Autor: Marcus De Mario
Estava eu já sentado em minha poltrona no voo que me traria de volta ao Rio de Janeiro, depois de uma jornada de palestras e capacitações pelo interior paulista, quando uma passageira reclamou da comissária de bordo que não havia espaço no bagageiro para colocar sua mala. E exigiu que a funcionária da empresa aérea deslocasse as bagagens, pois ela queria colocar sua mala exatamente no bagageiro acima de onde estava sua poltrona. Educadamente a comissária de bordo explicou que não podia fazer isso, mas que a passageira podia colocar a mala num bagageiro mais à frente, que estava vazio. Diante dessa resposta, a passageira, visivelmente alterada, levantando o tom de voz, reclamou que a mala ficaria longe, o que retardaria sua saída do avião quando chegado ao destino. Mais uma vez assisti a comissária explicar, com toda paciência, que isso não aconteceria, pois agora o desembarque é feito por chamada das fileiras, e que ela poderia, depois da aterrissagem, levantar e já pegar sua mala. Contrafeita, irritada, a passageira deu ordem, isso mesmo, pois ela não solicitou, seu tom de voz foi incisivo, que a comissária levasse e guardasse sua mala no outro bagageiro mais à frente.

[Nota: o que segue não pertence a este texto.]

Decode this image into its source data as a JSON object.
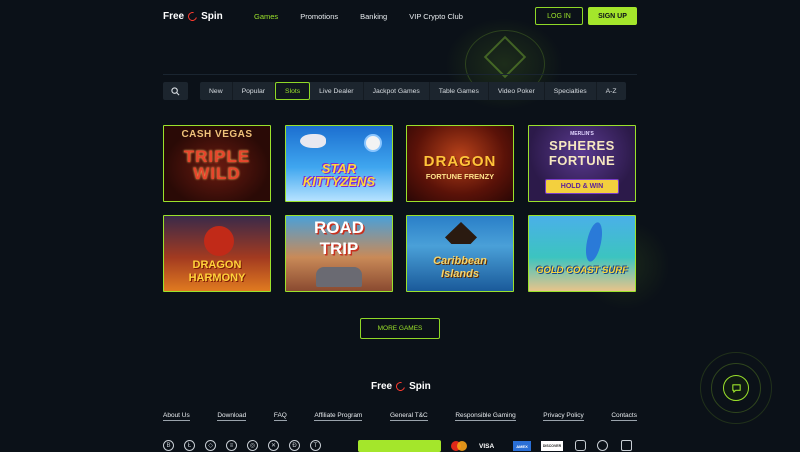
{
  "brand": {
    "word1": "Free",
    "word2": "Spin"
  },
  "nav": [
    {
      "label": "Games",
      "active": true
    },
    {
      "label": "Promotions"
    },
    {
      "label": "Banking"
    },
    {
      "label": "VIP Crypto Club"
    }
  ],
  "auth": {
    "login": "LOG IN",
    "signup": "SIGN UP"
  },
  "filters": {
    "search_icon": "search-icon",
    "tabs": [
      "New",
      "Popular",
      "Slots",
      "Live Dealer",
      "Jackpot Games",
      "Table Games",
      "Video Poker",
      "Specialties",
      "A-Z"
    ],
    "active_tab": "Slots"
  },
  "games": [
    {
      "line1": "CASH VEGAS",
      "line2": "TRIPLE WILD"
    },
    {
      "line1": "STAR KITTYZENS"
    },
    {
      "line1": "DRAGON",
      "line2": "FORTUNE FRENZY"
    },
    {
      "line0": "MERLIN'S",
      "line1": "SPHERES",
      "line2": "FORTUNE",
      "badge": "HOLD & WIN"
    },
    {
      "line1": "DRAGON",
      "line2": "HARMONY"
    },
    {
      "line1": "ROAD",
      "line2": "TRIP"
    },
    {
      "line1": "Caribbean",
      "line2": "Islands"
    },
    {
      "line1": "GOLD COAST SURF"
    }
  ],
  "more_games": "MORE GAMES",
  "footer": {
    "links": [
      "About Us",
      "Download",
      "FAQ",
      "Affiliate Program",
      "General T&C",
      "Responsible Gaming",
      "Privacy Policy",
      "Contacts"
    ],
    "crypto": [
      "B",
      "Ł",
      "◇",
      "≡",
      "◎",
      "✕",
      "Đ",
      "T"
    ],
    "payments": [
      "VISA",
      "AMEX",
      "DISCOVER"
    ]
  },
  "colors": {
    "accent": "#9be22b",
    "background": "#0b1118",
    "tab_bg": "#1c252e"
  }
}
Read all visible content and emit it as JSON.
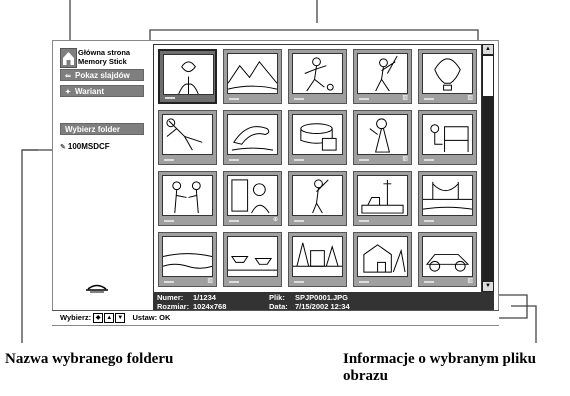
{
  "sidebar": {
    "home_label": "Główna strona Memory Stick",
    "slideshow_label": "Pokaz slajdów",
    "options_label": "Wariant",
    "choose_folder_label": "Wybierz folder",
    "folder_name": "100MSDCF"
  },
  "thumbnails": [
    {
      "subject": "flowers",
      "mark": ""
    },
    {
      "subject": "landscape",
      "mark": ""
    },
    {
      "subject": "soccer-player",
      "mark": ""
    },
    {
      "subject": "baseball-player",
      "mark": "▥"
    },
    {
      "subject": "hot-air-balloon",
      "mark": "▥"
    },
    {
      "subject": "diver",
      "mark": ""
    },
    {
      "subject": "dolphin",
      "mark": ""
    },
    {
      "subject": "cake",
      "mark": ""
    },
    {
      "subject": "singer",
      "mark": "▥"
    },
    {
      "subject": "pianist",
      "mark": ""
    },
    {
      "subject": "people-talking",
      "mark": ""
    },
    {
      "subject": "couple",
      "mark": "⊕"
    },
    {
      "subject": "golfer",
      "mark": ""
    },
    {
      "subject": "tower",
      "mark": ""
    },
    {
      "subject": "bridge",
      "mark": ""
    },
    {
      "subject": "sunset",
      "mark": "▥"
    },
    {
      "subject": "boats",
      "mark": ""
    },
    {
      "subject": "garden",
      "mark": ""
    },
    {
      "subject": "house",
      "mark": ""
    },
    {
      "subject": "race-car",
      "mark": "▥"
    }
  ],
  "info": {
    "number_label": "Numer:",
    "number_value": "1/1234",
    "size_label": "Rozmiar:",
    "size_value": "1024x768",
    "file_label": "Plik:",
    "file_value": "SPJP0001.JPG",
    "date_label": "Data:",
    "date_value": "7/15/2002 12:34"
  },
  "statusbar": {
    "select_label": "Wybierz:",
    "set_label": "Ustaw: OK"
  },
  "captions": {
    "folder_name": "Nazwa wybranego folderu",
    "file_info": "Informacje o wybranym pliku obrazu"
  }
}
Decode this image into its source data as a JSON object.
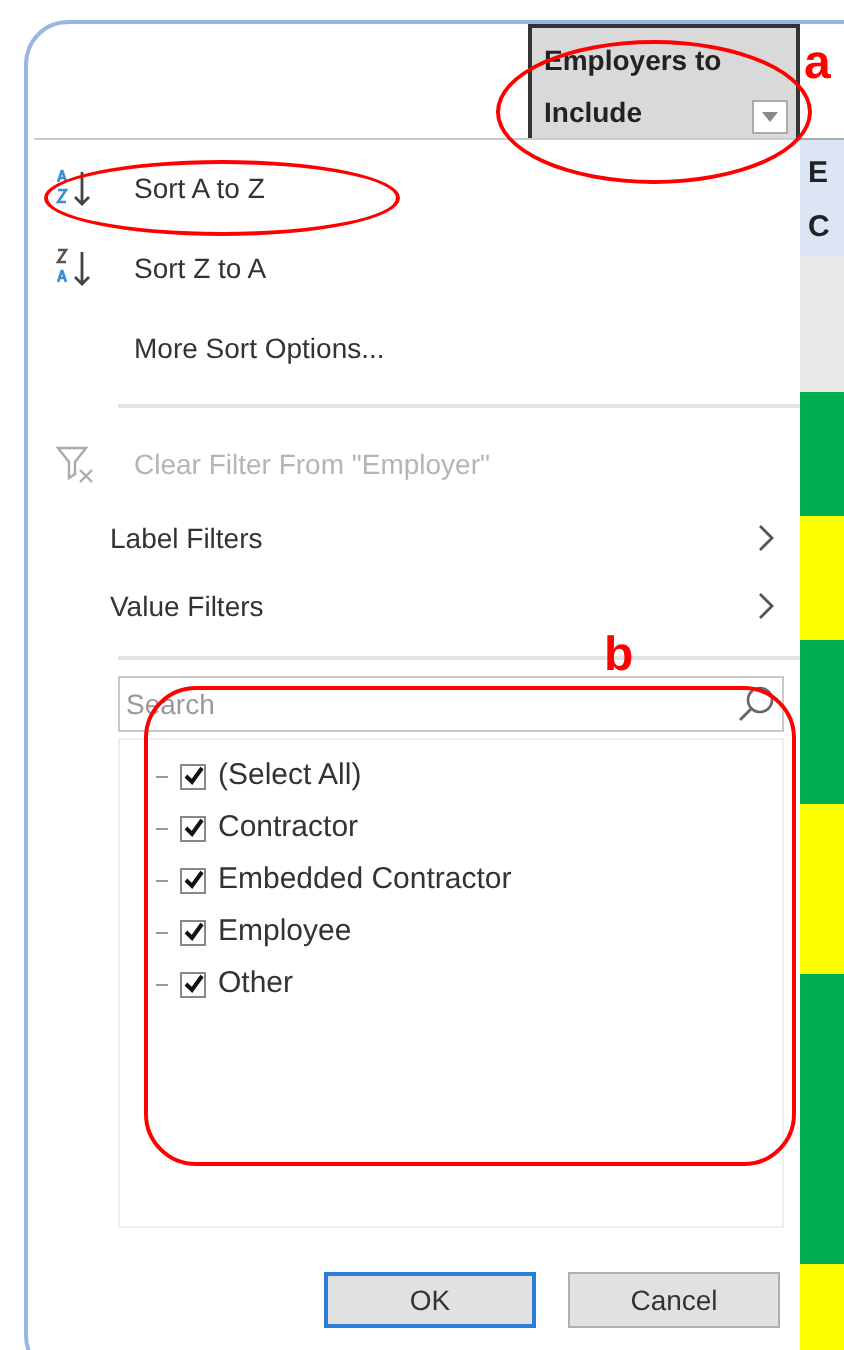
{
  "header_cell": {
    "label": "Employers to Include"
  },
  "side_header": {
    "lines": [
      "E",
      "C"
    ]
  },
  "bands": [
    {
      "color": "#00b050"
    },
    {
      "color": "#ffff00"
    },
    {
      "color": "#00b050"
    },
    {
      "color": "#ffff00"
    },
    {
      "color": "#00b050"
    },
    {
      "color": "#ffff00"
    }
  ],
  "menu": [
    {
      "kind": "sort-asc",
      "label": "Sort A to Z",
      "disabled": false
    },
    {
      "kind": "sort-desc",
      "label": "Sort Z to A",
      "disabled": false
    },
    {
      "kind": "plain",
      "label": "More Sort Options...",
      "disabled": false
    },
    {
      "kind": "separator"
    },
    {
      "kind": "clear",
      "label": "Clear Filter From \"Employer\"",
      "disabled": true
    },
    {
      "kind": "submenu",
      "label": "Label Filters",
      "disabled": false
    },
    {
      "kind": "submenu",
      "label": "Value Filters",
      "disabled": false
    },
    {
      "kind": "separator"
    }
  ],
  "search": {
    "placeholder": "Search"
  },
  "values": [
    {
      "label": "(Select All)",
      "checked": true
    },
    {
      "label": "Contractor",
      "checked": true
    },
    {
      "label": "Embedded Contractor",
      "checked": true
    },
    {
      "label": "Employee",
      "checked": true
    },
    {
      "label": "Other",
      "checked": true
    }
  ],
  "buttons": [
    {
      "label": "OK",
      "selected": true
    },
    {
      "label": "Cancel",
      "selected": false
    }
  ],
  "annotations": [
    "a",
    "b"
  ]
}
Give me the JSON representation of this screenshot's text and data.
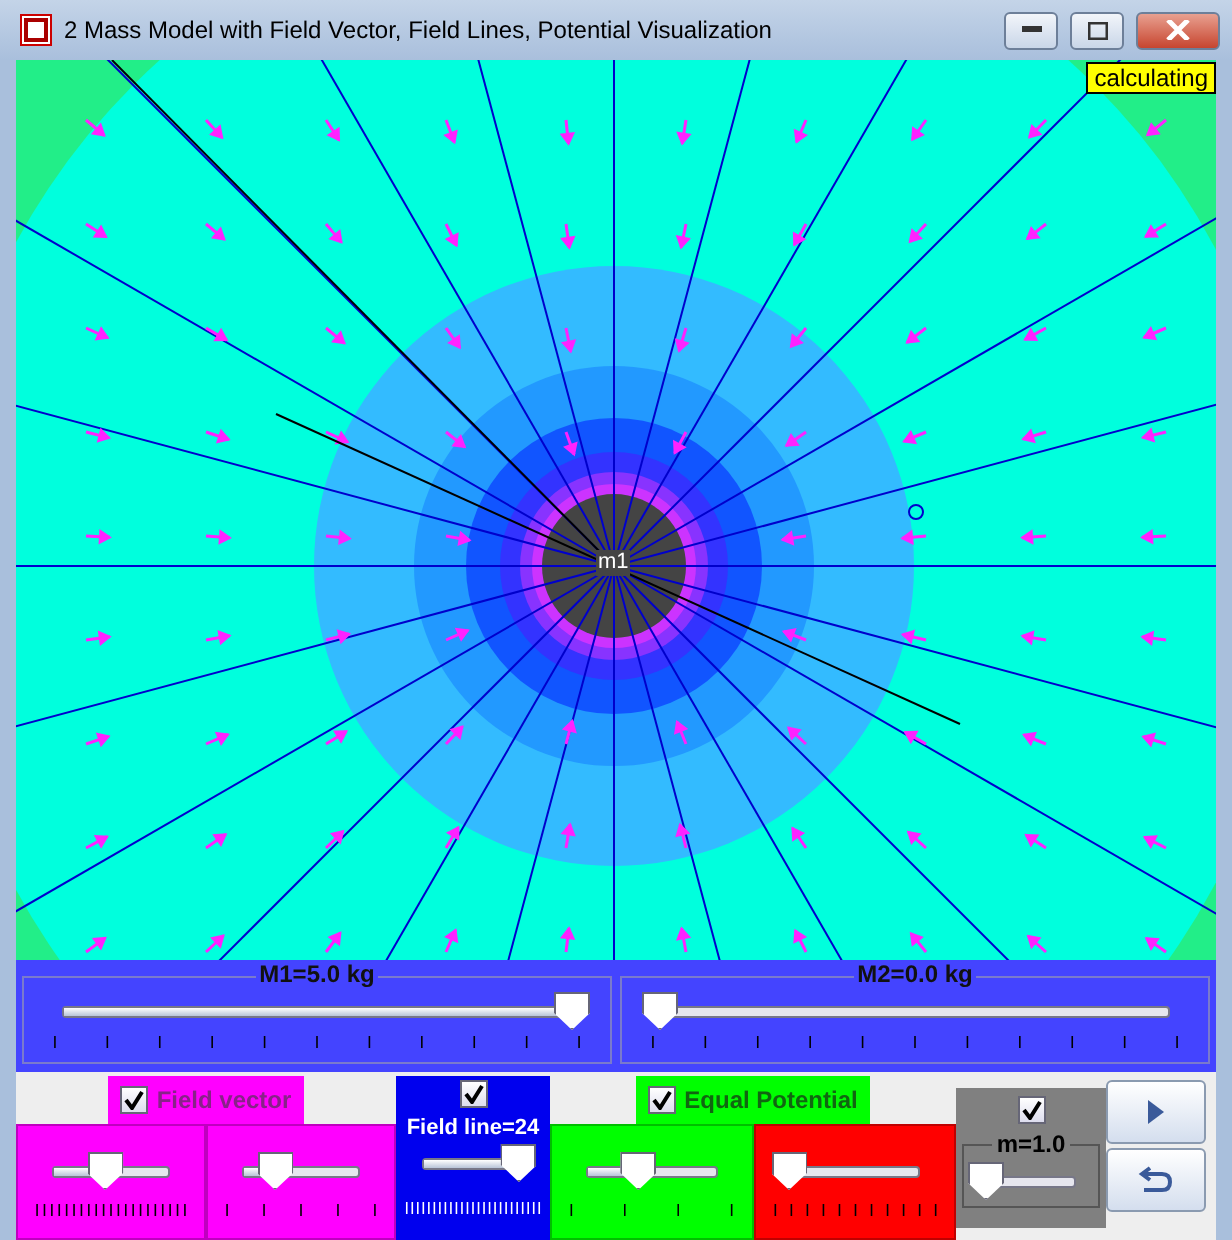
{
  "window": {
    "title": "2 Mass Model with Field Vector, Field Lines, Potential Visualization"
  },
  "canvas": {
    "status": "calculating",
    "mass_label": "m1"
  },
  "mass_sliders": [
    {
      "label": "M1=5.0 kg",
      "level": 1
    },
    {
      "label": "M2=0.0 kg",
      "level": 0
    }
  ],
  "field_vector": {
    "label": "Field vector",
    "checked": true,
    "sliders": [
      {
        "level": 0.45
      },
      {
        "level": 0.28
      }
    ]
  },
  "field_line": {
    "checked": true,
    "label": "Field line=24",
    "level": 0.95
  },
  "equal_potential": {
    "label": "Equal Potential",
    "checked": true,
    "sliders": [
      {
        "level": 0.4
      },
      {
        "level": 0
      }
    ]
  },
  "test_mass": {
    "checked": true,
    "label": "m=1.0",
    "level": 0
  }
}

Fazendo um parêntesis na história, que é real, verdadeira, presenciada por mim, devemos todos ficar sabendo, se é que já não sabemos, que os comissários de bordo não são obrigados a armazenar a nossa bagagem nos compartimentos superiores, isso é tarefa do passageiro. Os comissários podem orientar e auxiliar, mas não fazer o serviço, a não ser em casos especiais, como para uma pessoa idosa, um cadeirante e assim por diante.
Feito o parêntesis, voltemos à história. Novamente a comissária, com paciência e educação, informou que ela não poderia fazer isso, obedecendo o protocolo da companhia aérea e a regulamentação da aviação civil, e que a passageira deveria armazenar sua mala no bagageiro superior. Felizmente, apesar das muitas palavras mal utilizadas no momento, a passageira guardou sua mala e se sentou, não sem antes reclamar de todo mundo e dizer que ela é que estava com a razão, o que provocou a intervenção de outros passageiros, solicitando calma.
Quando o avião decolou, para alívio de todos, a passageira em questão calou e não mais tumultuou o ambiente, nem mesmo no desembarque, embora ainda fizesse algumas queixas, mas em tom mais brando.
Essa história retrata bem o quanto estamos egoístas e individualistas. O quanto desrespeitamos os direitos dos outros. O quanto somos exclusivistas defendendo apenas os próprios interesses, mesmo que eles prejudiquem a maioria. Por que estamos assim?
A resposta está na educação que foi promovida conosco desde a infância, e na educação que estamos promovendo com nossos filhos, netos e alunos.
Uma educação que não humaniza, que não moraliza, que não espiritualiza, que não promove a empatia e a solidariedade, só pode gerar indivíduos egoístas, orgulhosos, em quem a ética do viver com os outros passa longe de suas coordenadas existenciais.
Pais que obedecem às vontades dos filhos e professores que nada querem saber do comportamento dos alunos, contribuem vigorosamente para esse estado de violência da sociedade, pois mantém a educação apenas no nível da formação técnica, profissional, lançando na corrente social indivíduos que não sabem se colocar no lugar do outro, não sabem sentir o outro, não sabem trabalhar pelo bem coletivo.
O problema não está na mala/bagagem da passageira, e sim na “mala” em que a passageira se tornou enquanto pessoa, chegando ao ponto de mal ser suportada pelas outras pessoas.
E, diante disso, dessa história real, ainda dizem muitos que a educação nada tem a ver com isso. Bem, pedindo desculpas aos que assim pensam, temos que a educação não apenas tem tudo a ver com isso, como é também o remédio a esse mal, se for aplicada como deveria ser, na formação integral do ser humano.